The ECHO funds are targeted at K-12 education, so they need to be used for pre-college students and those who teach/supervise them.  We’ve been focusing on high school students for those slots.  For one thing, we run the dig for these students as a job.  That way, even if they don’t find their life’s work in archaeology, they’ll have some spending money for the next school year, and will have learned about interviews, resumes, time-sheets, paychecks and good work habits before they are out on their own.  Students who are less than 15 are very restricted in the hours they can work, even in the summer.  The first year, we hired a couple of students that young, only to find that every time we needed to stay late in the field (usually because something exciting was happening) we’d have to send them home or violate child labor laws.  Essentially, they got punished for being young, which was really no fun for anyone :-(.  After that, we only hired students who were older, and could work some OT, so they wouldn’t need to go home just when things got really exciting.

We’ve been doing interviews with students who haven’t worked before, both to assess motivation and to make sure they understand what they are getting into.  It’s really cold at Nuvuk, even compared to Barrow, and the wind comes right off the ice.  With the field season so short, and the erosion ongoing, we don’t take many weather days.

We’ve also been seeing who is returning, and for how much of the season they are available.  Many of the high school students who want to work at Nuvuk are active in many things, including sports (with summer camps), band, Mayor’s Youth Advisory Council, Model UN, and Rural Alaska Honors Institute.  Most of these involve some travel, so scheduling is complex.  We need to have a good-size crew, but not more than we have 4-wheelers for (allowing for a couple of folks in the lab or sick).  I actually do that in MS Project, just so I can get a clear picture and spot pinch-points more easily.

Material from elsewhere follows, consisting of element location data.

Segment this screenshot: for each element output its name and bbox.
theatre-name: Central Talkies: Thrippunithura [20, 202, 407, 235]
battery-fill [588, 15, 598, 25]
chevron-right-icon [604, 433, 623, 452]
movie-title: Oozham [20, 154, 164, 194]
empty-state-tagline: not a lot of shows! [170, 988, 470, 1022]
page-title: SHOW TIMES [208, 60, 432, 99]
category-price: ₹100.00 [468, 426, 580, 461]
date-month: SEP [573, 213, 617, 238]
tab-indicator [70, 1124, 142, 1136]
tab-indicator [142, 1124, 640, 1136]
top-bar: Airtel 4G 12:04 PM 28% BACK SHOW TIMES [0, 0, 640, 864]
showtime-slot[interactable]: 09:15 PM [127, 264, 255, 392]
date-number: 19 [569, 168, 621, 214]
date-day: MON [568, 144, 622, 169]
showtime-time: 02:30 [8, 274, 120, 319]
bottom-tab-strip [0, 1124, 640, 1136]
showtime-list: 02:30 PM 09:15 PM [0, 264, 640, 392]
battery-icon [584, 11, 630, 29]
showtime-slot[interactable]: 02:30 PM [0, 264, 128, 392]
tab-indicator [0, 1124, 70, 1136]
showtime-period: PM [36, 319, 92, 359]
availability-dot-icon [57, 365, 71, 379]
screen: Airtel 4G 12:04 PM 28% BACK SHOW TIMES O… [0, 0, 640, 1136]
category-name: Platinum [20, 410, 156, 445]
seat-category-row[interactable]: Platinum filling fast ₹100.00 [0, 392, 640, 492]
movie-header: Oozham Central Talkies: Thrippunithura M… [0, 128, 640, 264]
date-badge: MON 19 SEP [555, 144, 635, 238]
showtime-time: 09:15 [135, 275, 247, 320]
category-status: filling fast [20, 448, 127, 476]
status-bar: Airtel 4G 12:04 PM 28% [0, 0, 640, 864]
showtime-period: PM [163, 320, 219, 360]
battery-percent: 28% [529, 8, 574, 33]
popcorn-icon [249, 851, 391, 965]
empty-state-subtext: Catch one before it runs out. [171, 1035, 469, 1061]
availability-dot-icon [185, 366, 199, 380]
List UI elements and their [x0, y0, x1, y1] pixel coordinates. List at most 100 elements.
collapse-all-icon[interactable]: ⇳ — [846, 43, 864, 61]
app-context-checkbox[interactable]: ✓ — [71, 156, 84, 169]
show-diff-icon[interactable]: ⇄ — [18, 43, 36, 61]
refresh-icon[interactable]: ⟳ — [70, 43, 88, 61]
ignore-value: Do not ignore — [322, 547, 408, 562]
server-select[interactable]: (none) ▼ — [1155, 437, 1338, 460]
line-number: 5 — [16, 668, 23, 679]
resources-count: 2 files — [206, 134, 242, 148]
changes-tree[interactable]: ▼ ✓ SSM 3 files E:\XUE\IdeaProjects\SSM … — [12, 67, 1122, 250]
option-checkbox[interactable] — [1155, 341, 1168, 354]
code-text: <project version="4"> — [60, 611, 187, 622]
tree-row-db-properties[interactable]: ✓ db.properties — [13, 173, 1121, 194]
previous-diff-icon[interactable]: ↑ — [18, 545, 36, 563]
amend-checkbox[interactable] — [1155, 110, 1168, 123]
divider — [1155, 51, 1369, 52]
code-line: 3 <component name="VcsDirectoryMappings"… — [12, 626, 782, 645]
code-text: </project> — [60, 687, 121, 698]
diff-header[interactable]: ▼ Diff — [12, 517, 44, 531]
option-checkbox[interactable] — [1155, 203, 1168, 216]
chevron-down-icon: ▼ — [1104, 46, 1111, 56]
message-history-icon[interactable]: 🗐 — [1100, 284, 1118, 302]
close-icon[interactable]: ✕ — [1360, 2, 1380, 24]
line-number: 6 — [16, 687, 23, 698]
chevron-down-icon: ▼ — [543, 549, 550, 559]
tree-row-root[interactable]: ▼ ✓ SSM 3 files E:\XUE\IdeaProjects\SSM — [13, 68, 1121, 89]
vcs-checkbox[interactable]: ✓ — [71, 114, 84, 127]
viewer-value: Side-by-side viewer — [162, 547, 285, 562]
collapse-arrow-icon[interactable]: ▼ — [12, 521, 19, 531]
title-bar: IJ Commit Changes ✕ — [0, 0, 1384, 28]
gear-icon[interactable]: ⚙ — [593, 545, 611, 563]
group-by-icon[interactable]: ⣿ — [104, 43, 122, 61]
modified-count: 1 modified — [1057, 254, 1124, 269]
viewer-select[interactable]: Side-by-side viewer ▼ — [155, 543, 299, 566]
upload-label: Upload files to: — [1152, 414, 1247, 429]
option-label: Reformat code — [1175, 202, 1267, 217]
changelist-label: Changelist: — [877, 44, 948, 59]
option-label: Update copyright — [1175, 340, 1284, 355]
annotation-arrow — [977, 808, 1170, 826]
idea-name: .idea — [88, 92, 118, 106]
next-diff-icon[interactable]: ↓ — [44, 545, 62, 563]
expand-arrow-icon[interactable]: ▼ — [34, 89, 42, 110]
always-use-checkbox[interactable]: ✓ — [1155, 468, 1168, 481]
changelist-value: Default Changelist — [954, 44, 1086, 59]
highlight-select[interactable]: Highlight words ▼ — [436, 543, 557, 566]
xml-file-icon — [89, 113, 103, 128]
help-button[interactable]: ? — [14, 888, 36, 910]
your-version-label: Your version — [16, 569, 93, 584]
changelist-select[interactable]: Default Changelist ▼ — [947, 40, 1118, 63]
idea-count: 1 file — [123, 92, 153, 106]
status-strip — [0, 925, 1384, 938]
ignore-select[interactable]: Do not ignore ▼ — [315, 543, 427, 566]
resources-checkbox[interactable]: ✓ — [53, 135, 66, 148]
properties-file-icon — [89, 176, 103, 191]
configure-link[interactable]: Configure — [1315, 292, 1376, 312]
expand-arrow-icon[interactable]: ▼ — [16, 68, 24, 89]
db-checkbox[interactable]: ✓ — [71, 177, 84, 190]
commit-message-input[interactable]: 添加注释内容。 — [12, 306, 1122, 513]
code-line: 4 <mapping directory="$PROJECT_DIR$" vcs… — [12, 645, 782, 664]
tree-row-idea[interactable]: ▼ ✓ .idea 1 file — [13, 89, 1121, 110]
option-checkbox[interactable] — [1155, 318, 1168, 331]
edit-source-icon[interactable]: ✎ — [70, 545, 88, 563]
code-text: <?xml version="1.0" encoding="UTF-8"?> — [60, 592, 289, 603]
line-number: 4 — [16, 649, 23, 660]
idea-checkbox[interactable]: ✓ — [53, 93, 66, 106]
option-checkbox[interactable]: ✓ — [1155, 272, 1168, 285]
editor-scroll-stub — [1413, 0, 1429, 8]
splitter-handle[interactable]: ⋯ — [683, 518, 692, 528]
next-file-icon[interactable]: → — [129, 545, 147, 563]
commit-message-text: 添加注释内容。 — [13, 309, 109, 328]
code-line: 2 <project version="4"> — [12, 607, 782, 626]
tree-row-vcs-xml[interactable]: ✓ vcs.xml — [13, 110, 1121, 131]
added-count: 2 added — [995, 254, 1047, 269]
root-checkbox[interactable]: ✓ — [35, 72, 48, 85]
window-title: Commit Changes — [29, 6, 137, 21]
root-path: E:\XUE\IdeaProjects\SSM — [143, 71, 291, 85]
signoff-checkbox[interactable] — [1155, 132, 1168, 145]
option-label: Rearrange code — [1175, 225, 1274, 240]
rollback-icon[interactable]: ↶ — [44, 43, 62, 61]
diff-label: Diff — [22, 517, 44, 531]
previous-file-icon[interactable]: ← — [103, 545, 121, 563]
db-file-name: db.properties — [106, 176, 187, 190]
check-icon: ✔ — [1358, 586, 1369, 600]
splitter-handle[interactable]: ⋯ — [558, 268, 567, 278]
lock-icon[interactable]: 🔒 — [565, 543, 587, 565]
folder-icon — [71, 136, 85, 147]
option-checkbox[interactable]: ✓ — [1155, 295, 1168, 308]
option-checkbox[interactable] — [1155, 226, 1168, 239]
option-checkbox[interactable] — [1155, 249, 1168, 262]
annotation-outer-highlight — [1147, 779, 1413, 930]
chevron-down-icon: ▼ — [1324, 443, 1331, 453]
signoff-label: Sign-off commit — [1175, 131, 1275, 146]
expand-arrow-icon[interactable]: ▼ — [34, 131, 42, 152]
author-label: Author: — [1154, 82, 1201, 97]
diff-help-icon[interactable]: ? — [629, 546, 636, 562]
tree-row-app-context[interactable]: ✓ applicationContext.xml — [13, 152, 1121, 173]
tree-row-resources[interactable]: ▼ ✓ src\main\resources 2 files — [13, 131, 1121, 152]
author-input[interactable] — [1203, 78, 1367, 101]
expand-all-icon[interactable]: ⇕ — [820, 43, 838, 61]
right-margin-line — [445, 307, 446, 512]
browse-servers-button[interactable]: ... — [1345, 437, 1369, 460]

Anyway, we’ve got all the high school students selected, and have notified most of them, except for the ones who are out of town on family vacations.  We’ve also got one person on tap for the NSF-funded crew, but it looks like we might have room for 1-2 more, since the planned GPR component fell through.  Rhett Herman, a geophysicist from Radford U. in Virginia who has worked with us at Nuvuk in the past, was going to do some geophysical prospecting for burials, which would save us much time & effort.  He had hoped to run a field school, but funding was not available for this summer, so a couple of interested students were going to come up as participants in the dig and help with the GPR on the side.  Rhett’s wife has come down with some unexplained health problems, and he obviously doesn’t want to travel so far while they are unresolved. Looks like -2 for the crew.  So I need to see if I can find suitable replacements.